Material & Methoden:

Die Analysestichprobe (NPersonen= 29.200, NBeobachtun- gen = 141.399, 30 Jahre und älter) wurde dem Sozio-ökonomischen Panel (SOEP) der Jahre 1992 bis 2015 entnommen. Soziale Isolation wurde über einen binären Indikator gemessen, der Aspekte der sozialen Lebensform (Haushaltskomposition und Partnerschaftsstatus), mit der sozialen Kontakthäufigkeit verknüpfte. Die Messung der subjektiven Gesundheit erfolgte über die Selbsteinschätzung der allgemeinen Gesundheit. Lineare Wahrscheinlichkeitsmodelle mit fixen Effekten wurden geschätzt, um die Risikodifferenz für eine schlechte Gesundheit in derselben Person vor und nach Übergängen in die oder aus der sozialen Isolation zu schätzen.

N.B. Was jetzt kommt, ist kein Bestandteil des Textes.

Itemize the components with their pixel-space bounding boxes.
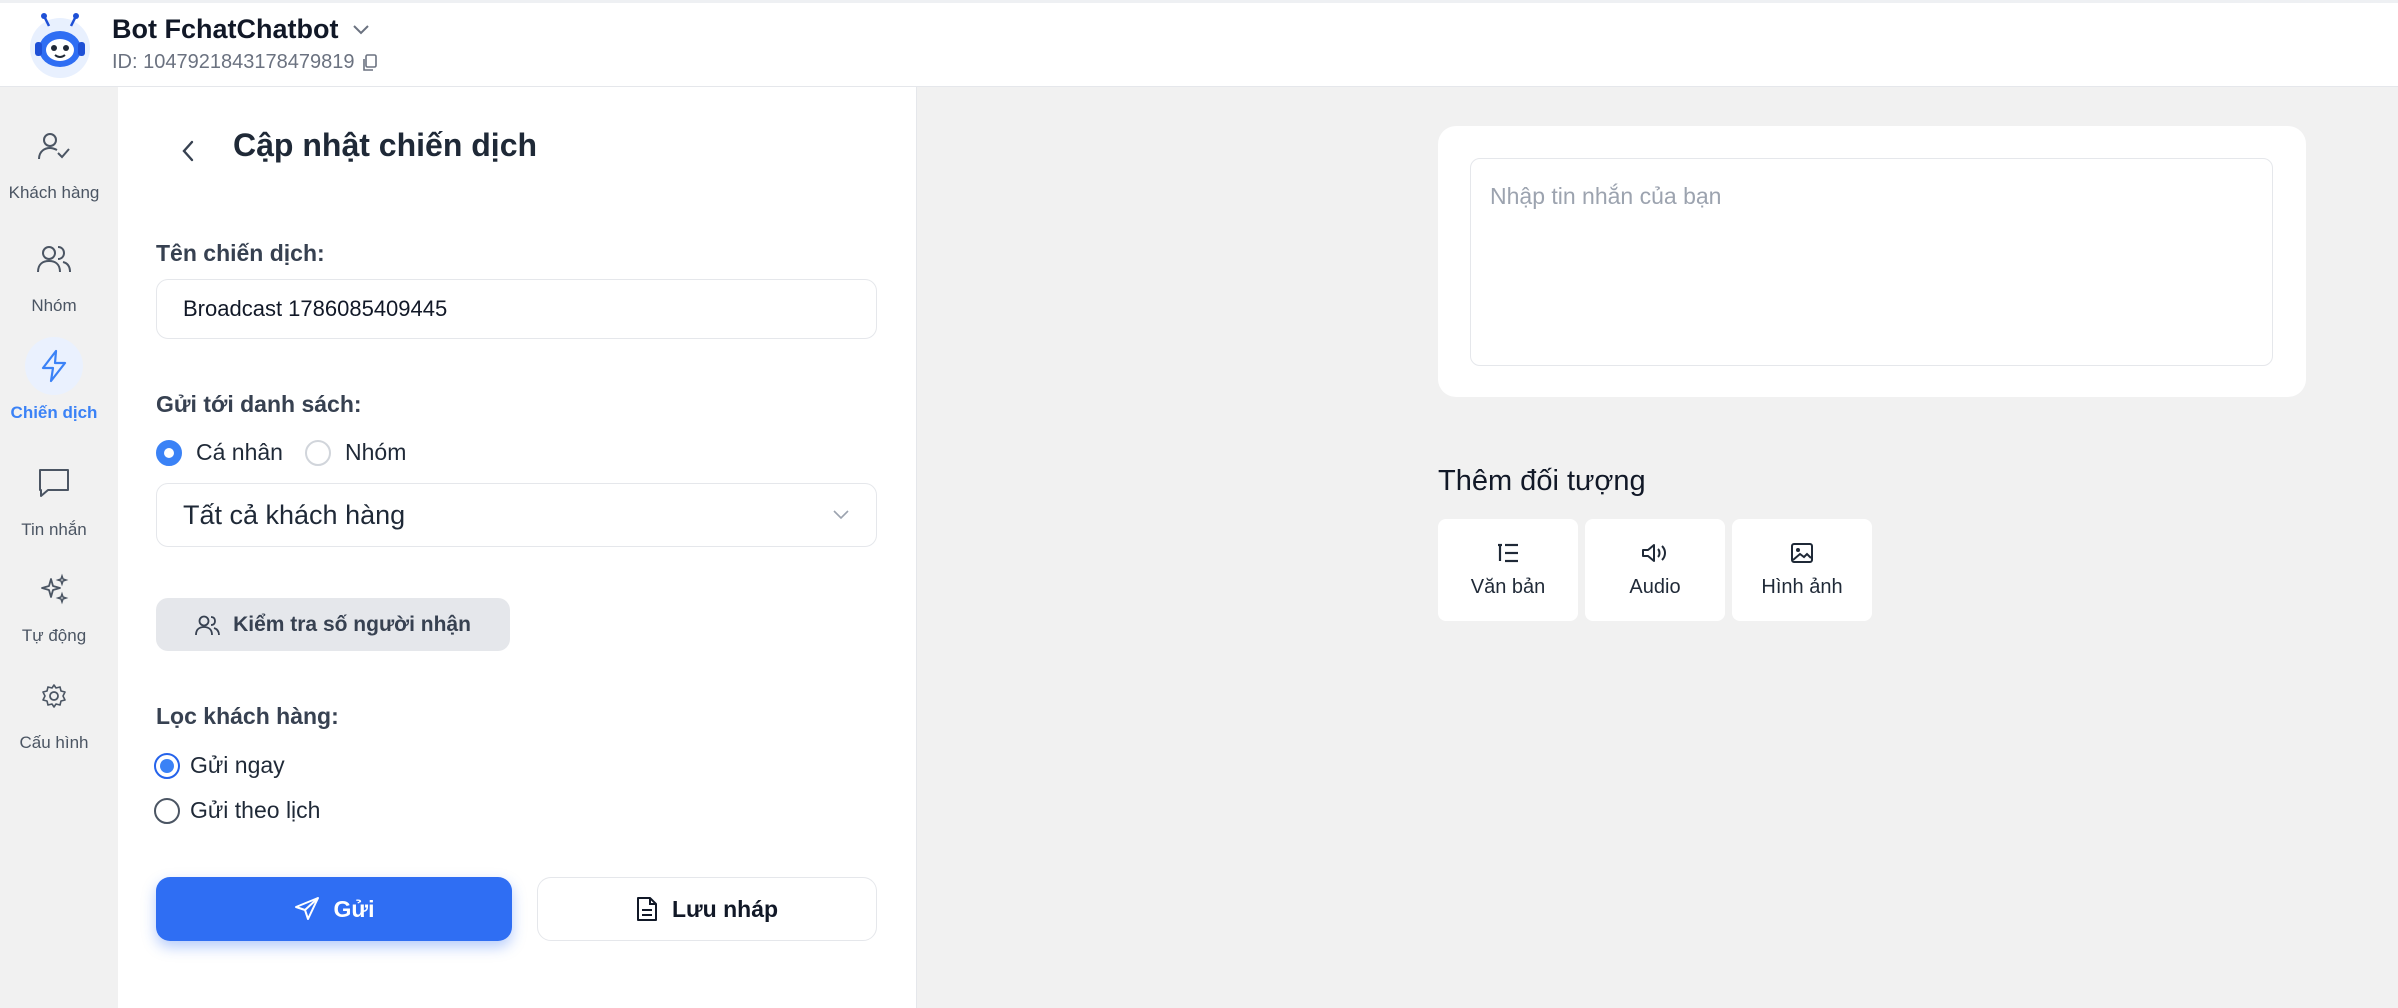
add-text-button[interactable]: Văn bản	[1438, 519, 1578, 621]
back-button[interactable]	[168, 131, 208, 171]
save-draft-button[interactable]: Lưu nháp	[537, 877, 877, 941]
radio-individual[interactable]: Cá nhân	[156, 439, 283, 466]
nav-item-messages[interactable]: Tin nhắn	[0, 454, 108, 540]
nav-item-campaigns[interactable]: Chiến dịch	[0, 337, 108, 423]
sparkles-icon	[25, 560, 83, 618]
nav-label: Chiến dịch	[10, 403, 98, 422]
save-draft-label: Lưu nháp	[671, 895, 779, 922]
radio-label: Gửi ngay	[190, 752, 285, 778]
top-header: Bot FchatChatbot ID: 1047921843178479819	[0, 0, 2398, 87]
campaign-name-input[interactable]	[156, 279, 877, 339]
copy-icon[interactable]	[362, 53, 378, 72]
check-recipients-button[interactable]: Kiểm tra số người nhận	[156, 598, 510, 651]
object-label: Hình ảnh	[1761, 575, 1843, 598]
gear-icon	[25, 667, 83, 725]
object-label: Văn bản	[1470, 575, 1546, 598]
message-square-icon	[25, 454, 83, 512]
bot-id-row: ID: 1047921843178479819	[112, 51, 378, 74]
send-button[interactable]: Gửi	[156, 877, 512, 941]
add-audio-button[interactable]: Audio	[1585, 519, 1725, 621]
chevron-down-icon	[352, 24, 370, 36]
radio-group[interactable]: Nhóm	[305, 439, 406, 466]
radio-dot-checked[interactable]	[154, 752, 180, 779]
object-label: Audio	[1629, 575, 1681, 598]
radio-send-scheduled[interactable]: Gửi theo lịch	[154, 797, 320, 824]
nav-label: Nhóm	[31, 296, 77, 315]
radio-send-now[interactable]: Gửi ngay	[154, 752, 285, 779]
filter-label: Lọc khách hàng:	[156, 703, 339, 729]
radio-dot-checked[interactable]	[156, 439, 182, 466]
radio-dot[interactable]	[154, 797, 180, 824]
image-icon	[1790, 542, 1814, 564]
recipient-list-select[interactable]: Tất cả khách hàng	[156, 483, 877, 547]
campaign-form-panel: Cập nhật chiến dịch Tên chiến dịch: Gửi …	[118, 87, 917, 1008]
speaker-icon	[1641, 542, 1669, 564]
users-icon	[195, 613, 221, 637]
campaign-name-label: Tên chiến dịch:	[156, 240, 325, 266]
bot-name: Bot FchatChatbot	[112, 14, 339, 44]
radio-label: Gửi theo lịch	[190, 797, 321, 823]
radio-label: Nhóm	[345, 439, 407, 465]
page-title: Cập nhật chiến dịch	[233, 127, 538, 163]
check-recipients-label: Kiểm tra số người nhận	[233, 612, 471, 636]
send-label: Gửi	[333, 895, 375, 922]
send-icon	[294, 896, 320, 922]
file-text-icon	[636, 896, 658, 922]
nav-item-groups[interactable]: Nhóm	[0, 230, 108, 316]
text-list-icon	[1496, 542, 1520, 564]
message-card	[1438, 126, 2306, 397]
nav-item-customers[interactable]: Khách hàng	[0, 117, 108, 203]
lightning-icon	[25, 337, 83, 395]
add-image-button[interactable]: Hình ảnh	[1732, 519, 1872, 621]
users-icon	[25, 230, 83, 288]
user-check-icon	[25, 117, 83, 175]
bot-id-text: ID: 1047921843178479819	[112, 51, 355, 73]
select-value: Tất cả khách hàng	[183, 499, 406, 530]
chevron-down-icon	[832, 509, 850, 521]
nav-item-settings[interactable]: Cấu hình	[0, 667, 108, 753]
message-input[interactable]	[1470, 158, 2273, 366]
send-to-label: Gửi tới danh sách:	[156, 391, 362, 417]
side-navigation: Khách hàng Nhóm Chiến dịch Tin nhắn Tự đ…	[0, 87, 118, 1008]
nav-label: Cấu hình	[19, 733, 89, 752]
radio-dot[interactable]	[305, 439, 331, 466]
add-object-title: Thêm đối tượng	[1438, 465, 1646, 497]
nav-label: Tự động	[21, 626, 87, 645]
nav-label: Tin nhắn	[21, 520, 87, 539]
bot-avatar-logo	[27, 12, 93, 78]
chevron-left-icon	[180, 139, 196, 163]
nav-label: Khách hàng	[8, 183, 100, 202]
bot-selector[interactable]: Bot FchatChatbot	[112, 14, 370, 45]
nav-item-automation[interactable]: Tự động	[0, 560, 108, 646]
radio-label: Cá nhân	[196, 439, 283, 465]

Dieser Effekt kann folglich nicht durch unbeobachtete Heterogenität zwischen sozial isolierten und integrierten Personen verzerrt sein.

Ergebnisse:

Der negative Einfluss der sozialen Isolation reduzierte sich nach Berücksichtigung der unbeobachteten Heterogenität nur marginal. Soziale Isolation erhöhte das Risiko einer schlechten Gesundheit um 4,4 Prozentpunkte, wobei die Effektstärke nicht signifikant zwischen Männern und Frauen variierte. Der Effekt fiel besonders stark aus, wenn eine Person gleichzeitig in der niedrigsten Einkommensposition war oder finanzielle Sorgen berichtete. Besonders starke Auswirkungen zeigten sich tendenziell auch in der höchsten Einkommensposition.

Diskussion:

Obwohl die negativen Auswirkungen sozialer Isolation auf die subjektive Gesundheit allgemein als eher schwach einzustufen sind, scheint deren Stärke stark mit den sozioökonomischen Lebensbedingungen zu variieren.

Schlussfolgerung:

Vor dem Hintergrund dieser Ergebnisse scheinen Interventionen, die auf die Stärkung sozialer Netzwerke abzielen und zugleich die Vulnerabilität der verschiedenen Bevölkerungsgruppen berücksichtigen, ein vielversprechendes Unterfangen für die Förderung der Gesundheit in Deutschland zu sein.